Small political parties again voiced their disapproval of National Election Committee regulations after learning Thursday of a vote-tallying formula they say mirrors one implemented in 1998 and would help slip CPP officials into office.
Also, Prime Minister Hun Sen said he would step down from power if the CPP loses in the July 27 elections, so long as they are “free and fair.”
The adopted vote-tallying formula is similar to a formula that led opposition parties to discredit the 1998 elections. An authoritative copy of the formula in English was unavailable Thursday, but NEC spokesman Leng Sochea said it was “95 percent” the same as the 1998 formula.
“It is contrary to the democratic process, which wants to have a lot of political parties in the National Assembly,” said Hang Samrith, deputy secretary-general of the Hang Dara Democratic Movement Party. “This formula will kill the small parties,” he said.
The complex formula awards seats on a proportional basis, meaning the candidate needs a portion of the vote, not the majority, to secure a National Assembly seat.
A similar formula in 1998 drew criticism from international media experts as well as local politicians.
In a letter to The Phnom Penh Post in February 2002 titled “Lessons from the 1998 Election,” Glenys Kinnock, who served as the European Union’s special representative to the 1998 elections, wrote “it was discovered that last minute changes to the election law were made without consultation, behind closed doors.”
“The significant effect that the change of formula had on the final results on the ballot made it very difficult for Funcinpec or the Sam Rainsy Party to accept the result,” she wrote.

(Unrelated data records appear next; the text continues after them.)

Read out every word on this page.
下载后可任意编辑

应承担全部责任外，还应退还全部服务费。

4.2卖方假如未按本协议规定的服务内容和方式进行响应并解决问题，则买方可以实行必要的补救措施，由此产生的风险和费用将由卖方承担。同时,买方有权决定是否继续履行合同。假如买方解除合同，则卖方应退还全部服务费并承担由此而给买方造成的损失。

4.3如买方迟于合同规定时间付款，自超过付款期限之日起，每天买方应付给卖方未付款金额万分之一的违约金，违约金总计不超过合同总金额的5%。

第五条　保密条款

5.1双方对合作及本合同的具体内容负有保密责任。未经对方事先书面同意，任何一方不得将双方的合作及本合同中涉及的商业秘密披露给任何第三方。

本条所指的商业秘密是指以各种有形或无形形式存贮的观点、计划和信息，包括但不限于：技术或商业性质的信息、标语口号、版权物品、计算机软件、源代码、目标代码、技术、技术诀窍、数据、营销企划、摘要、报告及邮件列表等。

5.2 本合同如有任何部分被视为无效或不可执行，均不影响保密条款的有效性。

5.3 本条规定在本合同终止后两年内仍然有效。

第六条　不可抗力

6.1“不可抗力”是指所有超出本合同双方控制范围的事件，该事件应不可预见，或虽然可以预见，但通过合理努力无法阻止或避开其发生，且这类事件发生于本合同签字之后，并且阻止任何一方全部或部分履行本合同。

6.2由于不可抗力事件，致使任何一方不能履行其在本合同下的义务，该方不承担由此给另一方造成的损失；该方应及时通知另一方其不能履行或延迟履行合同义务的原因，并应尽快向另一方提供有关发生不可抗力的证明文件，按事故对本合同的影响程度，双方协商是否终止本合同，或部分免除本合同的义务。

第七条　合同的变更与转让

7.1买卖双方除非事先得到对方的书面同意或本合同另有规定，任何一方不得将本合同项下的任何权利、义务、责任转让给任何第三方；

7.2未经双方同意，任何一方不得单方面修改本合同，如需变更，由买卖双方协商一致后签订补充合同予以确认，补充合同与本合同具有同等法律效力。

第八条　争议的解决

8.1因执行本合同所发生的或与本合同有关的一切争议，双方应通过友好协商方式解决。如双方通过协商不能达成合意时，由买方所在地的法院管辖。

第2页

Opposition parties rejected the 1998 election results and rallied in the streets for weeks, saying that the formula had awarded seats according to a skewed proportion, and that it essentially blocked smaller parties from winning seats.
No representatives outside of the three major parties sit in the current Assembly.
“The formula will destroy small parties,” said Sun Sokunmealea, deputy president of the Khmer Front Party. “Sooner or later, only the Cambodian People’s Party will have members in the National Assembly.”
Meanwhile, Hun Sen told a crowd of supporters Thursday that they should refrain from violence during the election period and that he would leave office if he loses the election.
“All political parties, voters, authorities and civil servants must respect the election law in order to ensure the election atmosphere is transparent, free, fair and with no intimidation,” he said in an inauguration address in Kampot province broadcast on radio.
“If I leave my position, I will regard it as my success, because I lead to have free and fair elections. If I win the election, I will continue my work,” he said.
Hun Sen also spoke out against forcing villagers to take oaths to cast a CPP vote—a practice rampant in the countryside, according to election monitors.